The Czech lower house will meet next Wednesday for a vote of confidence in the caretaker administration of Prime Minister Jiří Rusnok. The government, widely viewed as President Zeman’s puppet administration, so far lacks the support needed for it to gain legitimacy and the centre-right parties see the upcoming vote as an open clash of wills with President Miloš Zeman and an important test for the country’s parliamentary democracy.
Jiří Rusnok, photo: Filip Jandourek
Although the cabinet of prime minister Jiří Rusnok appears to have scant hope of winning a vote of confidence in the lower house and has yet to unveil its policy programme, it has already taken a firm grip on the reins of power. Deputy ministers and heads of departments have been sacked, the finance minister has announced his decision to replace politicians on the supervisory boards of state companies, the justice minister has proposed to re-draft the former government’s bill on state attorneys and the head of Czech Railways has just been sacked for incompetence. Prime Minister Jiří Rusnok is standing firmly behind his cabinet’s decisions and has announced that it is time to correct the mistakes of the past administration and to jump start the economy using assets lying idle in state companies.

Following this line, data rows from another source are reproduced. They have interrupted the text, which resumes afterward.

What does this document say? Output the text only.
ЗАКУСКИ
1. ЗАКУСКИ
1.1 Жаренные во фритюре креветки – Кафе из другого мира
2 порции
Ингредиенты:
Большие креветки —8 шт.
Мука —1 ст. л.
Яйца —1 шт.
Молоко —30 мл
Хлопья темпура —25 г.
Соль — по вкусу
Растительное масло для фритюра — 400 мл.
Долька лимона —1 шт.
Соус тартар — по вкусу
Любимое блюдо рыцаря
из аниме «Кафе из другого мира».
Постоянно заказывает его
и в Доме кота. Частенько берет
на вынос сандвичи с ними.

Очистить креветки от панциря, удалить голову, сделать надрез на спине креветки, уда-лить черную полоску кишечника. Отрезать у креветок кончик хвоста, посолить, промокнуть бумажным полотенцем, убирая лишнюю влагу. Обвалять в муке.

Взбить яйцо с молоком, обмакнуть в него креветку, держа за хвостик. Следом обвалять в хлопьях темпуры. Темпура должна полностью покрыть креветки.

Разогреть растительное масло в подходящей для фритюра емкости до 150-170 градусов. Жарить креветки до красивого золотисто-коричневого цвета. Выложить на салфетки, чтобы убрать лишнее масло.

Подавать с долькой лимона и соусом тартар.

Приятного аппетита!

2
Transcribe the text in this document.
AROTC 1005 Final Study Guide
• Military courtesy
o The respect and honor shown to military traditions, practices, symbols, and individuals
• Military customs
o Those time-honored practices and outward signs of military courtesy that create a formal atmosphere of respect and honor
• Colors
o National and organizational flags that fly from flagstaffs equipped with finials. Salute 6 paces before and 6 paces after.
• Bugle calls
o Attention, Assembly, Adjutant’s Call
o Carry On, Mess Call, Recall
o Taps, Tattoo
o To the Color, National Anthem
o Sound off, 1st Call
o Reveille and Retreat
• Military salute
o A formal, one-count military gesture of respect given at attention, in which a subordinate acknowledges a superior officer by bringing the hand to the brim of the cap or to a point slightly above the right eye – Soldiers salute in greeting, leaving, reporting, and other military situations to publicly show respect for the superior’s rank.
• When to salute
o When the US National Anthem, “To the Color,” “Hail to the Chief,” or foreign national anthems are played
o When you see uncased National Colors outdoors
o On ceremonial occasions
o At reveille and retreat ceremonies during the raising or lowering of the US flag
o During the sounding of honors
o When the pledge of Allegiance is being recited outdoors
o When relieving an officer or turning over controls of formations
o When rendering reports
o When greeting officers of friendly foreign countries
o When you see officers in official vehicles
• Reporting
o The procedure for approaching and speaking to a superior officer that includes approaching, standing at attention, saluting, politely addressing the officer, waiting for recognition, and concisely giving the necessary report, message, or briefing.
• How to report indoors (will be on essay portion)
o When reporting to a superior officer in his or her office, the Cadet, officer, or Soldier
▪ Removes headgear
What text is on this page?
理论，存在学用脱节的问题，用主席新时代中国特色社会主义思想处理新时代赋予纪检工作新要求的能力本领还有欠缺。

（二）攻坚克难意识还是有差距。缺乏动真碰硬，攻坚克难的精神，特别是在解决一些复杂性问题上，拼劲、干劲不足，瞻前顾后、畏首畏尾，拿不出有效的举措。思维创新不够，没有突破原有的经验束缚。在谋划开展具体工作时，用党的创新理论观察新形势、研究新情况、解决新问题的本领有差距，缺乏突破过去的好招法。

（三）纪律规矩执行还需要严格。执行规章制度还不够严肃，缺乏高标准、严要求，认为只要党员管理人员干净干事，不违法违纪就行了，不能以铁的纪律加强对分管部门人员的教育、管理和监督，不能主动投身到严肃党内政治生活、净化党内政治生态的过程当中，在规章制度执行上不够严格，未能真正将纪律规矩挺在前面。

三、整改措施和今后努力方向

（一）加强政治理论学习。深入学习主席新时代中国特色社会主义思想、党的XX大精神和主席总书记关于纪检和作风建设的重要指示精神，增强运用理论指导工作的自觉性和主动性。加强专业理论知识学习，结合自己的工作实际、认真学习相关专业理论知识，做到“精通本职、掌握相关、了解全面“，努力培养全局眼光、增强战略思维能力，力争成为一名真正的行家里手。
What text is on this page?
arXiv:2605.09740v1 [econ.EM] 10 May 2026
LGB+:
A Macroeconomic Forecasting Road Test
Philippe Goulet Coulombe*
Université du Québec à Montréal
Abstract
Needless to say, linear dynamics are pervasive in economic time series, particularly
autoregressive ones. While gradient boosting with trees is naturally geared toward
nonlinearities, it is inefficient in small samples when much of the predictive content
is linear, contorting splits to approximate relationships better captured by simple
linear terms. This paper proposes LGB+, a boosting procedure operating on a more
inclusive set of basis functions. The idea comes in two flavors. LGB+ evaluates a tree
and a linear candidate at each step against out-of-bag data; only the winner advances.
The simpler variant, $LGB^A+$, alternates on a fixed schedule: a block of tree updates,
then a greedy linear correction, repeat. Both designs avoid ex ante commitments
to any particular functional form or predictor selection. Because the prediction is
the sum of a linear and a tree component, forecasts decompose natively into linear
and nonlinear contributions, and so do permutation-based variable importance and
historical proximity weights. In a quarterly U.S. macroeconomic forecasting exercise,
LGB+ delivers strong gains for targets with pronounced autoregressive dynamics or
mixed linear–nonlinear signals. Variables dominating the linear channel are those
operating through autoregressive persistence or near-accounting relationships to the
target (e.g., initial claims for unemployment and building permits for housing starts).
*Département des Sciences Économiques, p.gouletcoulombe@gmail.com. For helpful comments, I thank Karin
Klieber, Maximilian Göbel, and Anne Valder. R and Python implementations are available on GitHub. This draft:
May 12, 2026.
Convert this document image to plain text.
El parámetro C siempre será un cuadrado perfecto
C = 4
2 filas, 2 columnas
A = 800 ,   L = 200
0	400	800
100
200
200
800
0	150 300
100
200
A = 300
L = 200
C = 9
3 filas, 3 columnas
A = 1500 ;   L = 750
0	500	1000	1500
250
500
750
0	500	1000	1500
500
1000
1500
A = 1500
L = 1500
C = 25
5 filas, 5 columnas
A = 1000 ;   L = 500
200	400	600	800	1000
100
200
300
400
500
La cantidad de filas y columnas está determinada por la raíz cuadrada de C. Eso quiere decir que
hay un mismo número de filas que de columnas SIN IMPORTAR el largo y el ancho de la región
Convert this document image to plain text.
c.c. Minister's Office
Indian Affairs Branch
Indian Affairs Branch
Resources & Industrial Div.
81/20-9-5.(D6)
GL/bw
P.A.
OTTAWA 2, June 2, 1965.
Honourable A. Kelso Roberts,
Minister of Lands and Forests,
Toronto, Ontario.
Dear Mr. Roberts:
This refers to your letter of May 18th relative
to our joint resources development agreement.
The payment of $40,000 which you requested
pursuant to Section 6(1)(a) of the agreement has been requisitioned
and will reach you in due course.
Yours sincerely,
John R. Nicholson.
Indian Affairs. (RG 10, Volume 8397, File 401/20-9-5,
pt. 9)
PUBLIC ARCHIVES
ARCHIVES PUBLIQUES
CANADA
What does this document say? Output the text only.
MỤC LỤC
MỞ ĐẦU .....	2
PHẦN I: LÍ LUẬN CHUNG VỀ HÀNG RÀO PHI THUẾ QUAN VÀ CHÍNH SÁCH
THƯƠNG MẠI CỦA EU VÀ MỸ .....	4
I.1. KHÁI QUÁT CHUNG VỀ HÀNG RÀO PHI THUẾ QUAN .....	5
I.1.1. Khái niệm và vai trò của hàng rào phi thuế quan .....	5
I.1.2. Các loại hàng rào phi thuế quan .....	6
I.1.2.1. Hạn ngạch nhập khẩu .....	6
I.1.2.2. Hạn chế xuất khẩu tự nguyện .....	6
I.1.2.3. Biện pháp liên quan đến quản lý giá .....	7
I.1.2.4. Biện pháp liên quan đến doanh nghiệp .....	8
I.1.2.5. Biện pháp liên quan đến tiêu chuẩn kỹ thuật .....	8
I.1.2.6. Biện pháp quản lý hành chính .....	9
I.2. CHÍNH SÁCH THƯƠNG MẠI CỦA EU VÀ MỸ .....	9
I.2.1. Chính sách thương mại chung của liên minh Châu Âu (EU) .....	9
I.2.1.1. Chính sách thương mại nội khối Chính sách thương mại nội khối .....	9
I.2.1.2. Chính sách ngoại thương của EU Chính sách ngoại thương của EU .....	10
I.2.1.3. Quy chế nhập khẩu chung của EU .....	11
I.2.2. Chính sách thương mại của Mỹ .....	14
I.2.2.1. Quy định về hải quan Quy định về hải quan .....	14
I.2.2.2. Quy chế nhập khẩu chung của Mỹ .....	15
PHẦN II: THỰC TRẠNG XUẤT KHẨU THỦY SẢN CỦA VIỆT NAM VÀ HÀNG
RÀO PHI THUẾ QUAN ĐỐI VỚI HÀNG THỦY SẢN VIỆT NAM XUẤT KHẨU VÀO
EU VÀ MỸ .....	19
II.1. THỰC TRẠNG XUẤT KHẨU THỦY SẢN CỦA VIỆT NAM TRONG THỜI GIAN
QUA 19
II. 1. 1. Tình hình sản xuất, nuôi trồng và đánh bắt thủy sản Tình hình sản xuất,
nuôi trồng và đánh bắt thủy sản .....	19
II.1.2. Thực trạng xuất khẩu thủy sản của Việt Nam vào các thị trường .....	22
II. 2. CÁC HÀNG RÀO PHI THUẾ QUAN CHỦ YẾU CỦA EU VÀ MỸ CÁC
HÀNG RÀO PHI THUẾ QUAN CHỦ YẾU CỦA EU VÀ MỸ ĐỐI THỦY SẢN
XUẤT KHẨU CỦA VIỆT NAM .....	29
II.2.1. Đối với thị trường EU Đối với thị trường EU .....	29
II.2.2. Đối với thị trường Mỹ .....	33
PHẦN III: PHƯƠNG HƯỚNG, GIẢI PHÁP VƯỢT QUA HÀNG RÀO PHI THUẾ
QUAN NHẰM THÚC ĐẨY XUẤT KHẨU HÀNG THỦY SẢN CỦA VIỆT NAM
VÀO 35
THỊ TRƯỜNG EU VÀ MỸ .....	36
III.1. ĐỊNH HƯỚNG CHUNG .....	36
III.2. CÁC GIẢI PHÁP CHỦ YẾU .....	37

While this decisive rhetoric appears to have won approval from a public tired of corruption scandals and austerity measures, parties both right and left of centre point out that the Rusnok cabinet lacks a proper mandate for such far-reaching changes. It is the first administration in the country’s history to have been formed without first gaining broad political support and there is general agreement that it should not make important decisions until it has gained full legitimacy.
Miroslava Němcová, photo: Jan Sklenář
The centre-right parties of the former coalition claim that the very existence of the Rusnok cabinet is in violation of the country’s parliamentary democracy since there is majority support in the lower house for a centre-right coalition led by Civic Democrat deputy chairwoman Miroslava Němcová. And they say they will vote as one man against not only the Rusnok administration but any other the president may try to push through without respecting the present balance of power in the Chamber of Deputies.
Even left-of-centre parties, who say the caretaker administrations’ priorities are close to their own, have not promised to support the Rusnok cabinet. The Social Democrats, who have been pushing for early elections, appear to be divided on whether to support the interim government, the Communist Party has said it will make up its mind just ahead of the vote and Public Affairs likewise remains non-committal. The president’s own unprecedented effort to negotiate support for the Rusnok cabinet by trying to play parties and factions against each other has also brought few tangible results.
Bohuslav Sobotka, photo: CTK
Should the Rusnok government fail to win its vote of confidence next Wednesday, the ball will once again be in the president’s court. It will be up to him to pick a new prime minister designate who will make a second attempt at forming a cabinet. Miroslava Němcová of the Civic Democrats and Bohuslav Sobotka of the Social Democrats will both be waiting in the wings, but the president could choose someone entirely different or decide to procrastinate and allow the Rusnok administration to continue in office without a vote of confidence. He may even decide to give Prime Minister Rusnok himself another chance to form an interim administration. While Ms Němcová may rest assured that as the speaker of the lower house she will get the third attempt at forming a government there is no saying when that time may come or if it will come at all before the scheduled general election in May of next year.